In automated speech synthesis, numerical probabilities drawing on multiple cues, tables, evidences and calculations at the level of the phone, phoneme, word, and grammar tags are generally sufficient to produce an acceptable translation of speech to text and at real-time speeds.

ASR systems are also designed so that lexicons and probabilities can be improved over successive generations of use, according to the speaker, and with an increased training set. The vast sets of spoken and written content distributed across telephone networks and the Internet provide further data, and in vast quantities, for ASR systems to update and improve.

Access to training data and extremely fast processors, combined with off-device processing in specialised servers, and non-real-time offline gathering and optimisation of speech data contribute to the efficiency of such systems.

The voice-activated city

Does speech-to-text technology impact the architecture of the city?
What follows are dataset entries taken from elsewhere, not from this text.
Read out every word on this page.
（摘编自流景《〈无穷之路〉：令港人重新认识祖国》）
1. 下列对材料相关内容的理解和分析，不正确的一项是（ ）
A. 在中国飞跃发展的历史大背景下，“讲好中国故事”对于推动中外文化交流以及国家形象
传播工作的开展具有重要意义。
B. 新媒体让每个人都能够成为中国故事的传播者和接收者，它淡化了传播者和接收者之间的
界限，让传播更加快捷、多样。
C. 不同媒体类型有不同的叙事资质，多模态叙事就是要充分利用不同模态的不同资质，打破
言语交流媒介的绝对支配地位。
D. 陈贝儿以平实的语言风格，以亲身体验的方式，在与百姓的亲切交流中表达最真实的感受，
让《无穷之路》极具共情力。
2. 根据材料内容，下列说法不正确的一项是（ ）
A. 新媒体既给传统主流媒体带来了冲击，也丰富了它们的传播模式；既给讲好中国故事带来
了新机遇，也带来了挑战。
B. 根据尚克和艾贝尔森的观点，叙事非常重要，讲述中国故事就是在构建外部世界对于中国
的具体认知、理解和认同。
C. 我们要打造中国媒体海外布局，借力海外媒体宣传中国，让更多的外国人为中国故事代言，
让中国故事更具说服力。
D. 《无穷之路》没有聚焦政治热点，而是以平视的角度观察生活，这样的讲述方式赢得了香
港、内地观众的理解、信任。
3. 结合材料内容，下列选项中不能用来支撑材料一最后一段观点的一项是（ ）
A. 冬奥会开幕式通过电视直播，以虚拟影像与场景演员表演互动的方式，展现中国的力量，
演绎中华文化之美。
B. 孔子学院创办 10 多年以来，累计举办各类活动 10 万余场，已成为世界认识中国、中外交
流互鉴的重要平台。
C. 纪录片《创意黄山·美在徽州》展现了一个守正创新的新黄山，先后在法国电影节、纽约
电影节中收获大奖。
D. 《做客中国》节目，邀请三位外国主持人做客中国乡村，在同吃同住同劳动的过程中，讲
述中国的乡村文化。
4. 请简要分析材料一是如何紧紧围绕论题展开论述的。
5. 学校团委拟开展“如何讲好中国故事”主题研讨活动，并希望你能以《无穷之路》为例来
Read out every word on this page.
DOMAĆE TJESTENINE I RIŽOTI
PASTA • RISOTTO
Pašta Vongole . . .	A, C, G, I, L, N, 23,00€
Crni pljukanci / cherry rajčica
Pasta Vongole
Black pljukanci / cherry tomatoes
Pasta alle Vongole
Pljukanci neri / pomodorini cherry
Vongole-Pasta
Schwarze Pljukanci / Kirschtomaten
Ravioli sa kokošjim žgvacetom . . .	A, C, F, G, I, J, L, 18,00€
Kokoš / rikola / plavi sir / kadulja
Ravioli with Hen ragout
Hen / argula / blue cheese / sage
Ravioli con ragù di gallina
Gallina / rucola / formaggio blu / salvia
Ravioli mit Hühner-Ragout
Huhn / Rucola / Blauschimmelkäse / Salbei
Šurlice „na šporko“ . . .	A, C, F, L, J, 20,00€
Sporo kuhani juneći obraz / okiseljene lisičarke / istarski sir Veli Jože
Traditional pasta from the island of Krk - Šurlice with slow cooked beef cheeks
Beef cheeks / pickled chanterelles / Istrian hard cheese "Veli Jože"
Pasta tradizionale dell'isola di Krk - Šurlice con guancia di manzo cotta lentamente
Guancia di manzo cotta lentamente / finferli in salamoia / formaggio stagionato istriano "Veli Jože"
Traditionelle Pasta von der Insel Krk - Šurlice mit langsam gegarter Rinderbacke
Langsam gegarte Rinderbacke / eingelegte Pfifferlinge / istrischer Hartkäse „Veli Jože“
ASR increases the impression that we can talk to non-sentient things. We can talk to the city, and perhaps speak it in new ways. ASR fuels AI narratives. The city is increasingly voice-activated. It’s also listening and monitoring. Following Shoshana Zuboff’s critique of the digital age, it’s also extracting our “behavioural surplus,” or at least our surplus speech acts.

References

  • Jeon, Woojay, Maxwell Jordan, and Mahesh Krishnamoorthy. 2020. On Modeling Asr Word Confidence. Cornell University, 2 June. Available online: https://arxiv.org/abs/1907.09636v2 (accessed 15 October 2020).
  • Zuboff, Shoshana. 2019. The Age of Surveillance Capitalism: The Fight for a Human Future at the New Frontier of Power. London: Profile Books

5 Comments

  1. Sheila Ruen says:

    When you lose something, do you ever expect to be able to find it by using the auto magic door opener on your key fob, because it beeps when clicked? Or expect to be able to find said lost item by calling it on you mobile, or asking Siri to locate it? I wonder if we will grow to expect vocal responses and insights from all manner of inanimate objects? The trees in the wizard of oz had a message for Dorothy… but they were sentient… not merely vehicles for our utility, or tools of social control…

    On a silly note, I interviewed a former professor of mine who owned a very old and boisterous parrot that had been previously owned by an old and chatty architect. During the interviews, which I recorded, the parrot contributed a few soliloquies on the subject of architecture. Most of what the parrot vocalized was unintelligible, though the cadence was convincing. However, the word “architecture” was very clear. Sonix, the voice to text software, identified three speakers, and transcribed many of the parrots vocalizations into actual words, particularly those around the word “architecture”. That made it really fun to edit the transcription into a text… Sonix allows for playback of the recording at the end of iterations, so you can check the transcription for accuracy. It was also fun to see how the VRI handled the parrot’s vocalizations, drawing out sensible words and phrases that indicated thoughts. The question lingers: is the sonix VRI a better “listener” than me? Maybe it caught on to the parrot’s pidgin English, and I didn’t?

    1. Great story Sheila. I just discovered that if you recite a nonsense sequence of syllables to Siri, she/he/it attempts to treat it as something you might have meant to say. So ASR appears to generate sense out of nonsense, as well as the opposite.